Obviously, I have yet to conquer Kindle uploading but my new computer will, hopefully, make short work of that, (said she, confidently …)
As part of my sorting-out-ness this week, I was required to hunt down some papers to do with my finances and found myself rootling around in my filing cabinet. Not a place I visit all that often, these days, so it can be quite exciting to see what turns up. I was hunting, in particular, for a letter I received round about this time last year, which both shocked me to the core and heralded the changes I highlighted above.
You don’t need to know the details – just that the possible consequence of the missive was the loss of a substantial portion of my income, which is pretty minuscule to begin with.
Now I am not a person who gets hung up on money – at least, not any more. At one time, any financial hiccup would signal the end of the world – a trick I learned from my family – but I’ve been fortunate to encounter people along the way who ‘do’ their money differently, and this has gradually led me down a better path. ‘Better’ in the sense that my well-being is only marginally determined by my income.
That being said, to be threatened out of the blue with the possibility of such a substantial reduction in funds, rocked my boat considerably. I really couldn’t see how I was going to survive at that point. I honestly thought I would have to sell my house and live off the proceeds – not a long-term solution, in any way. I plummeted, for a while, into despair and a state of anxiety and fear. Not at all like me.
I remember pulling myself out of this state, changing my life around a lot, and ultimately being very glad that the predicted circumstances did not materialise. What I hadn’t remembered was what I found when I went searching in my filing cabinet this week.
On the reverse of the letter declaring gloom, closely followed by apocalypse, I had written a declaration to myself. A declaration which inspired me – far from battening down the hatches and retreating from the world – to take a leap of faith by gradually closing down my current business in order to become a full-time writer.
On the face of it, this was a crazy decision. Since I was about to lose a considerable portion of my income, (or thought I was,) guaranteeing I ditched much of the rest was not sensible in most people’s books. But I knew, at some very deep level, I was being presented with an opportunity. An opportunity to make a powerful choice about what was really important to me.
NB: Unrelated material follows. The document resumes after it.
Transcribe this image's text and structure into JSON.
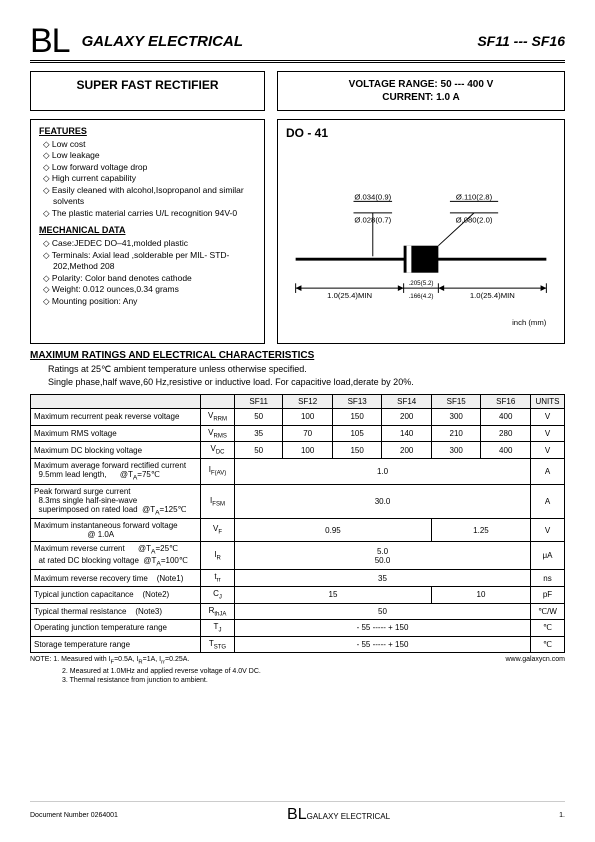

I made the choice and things, so far, have worked out so well for me that I’d forgotten I’d written the letter to myself. Finding it now, when things have turned around so brilliantly, has been a great reminder both of why my life works and of one of my favourite Star Wars quotes.
This is what I wrote:
I bless this letter with love as it marks the beginning of a new way of living for me. I affirm myself as an author, a writer, a storyteller, someone with courage and vigour, someone who can defy boundaries and conventions to reach for the truth and to enable love, someone who will fight against fundamentalism of any genre or context in order to promote creativity and the honouring of difference, someone who lives her life from a place of love, not a place of fear and who will endeavour – through her work – to teach this path to others.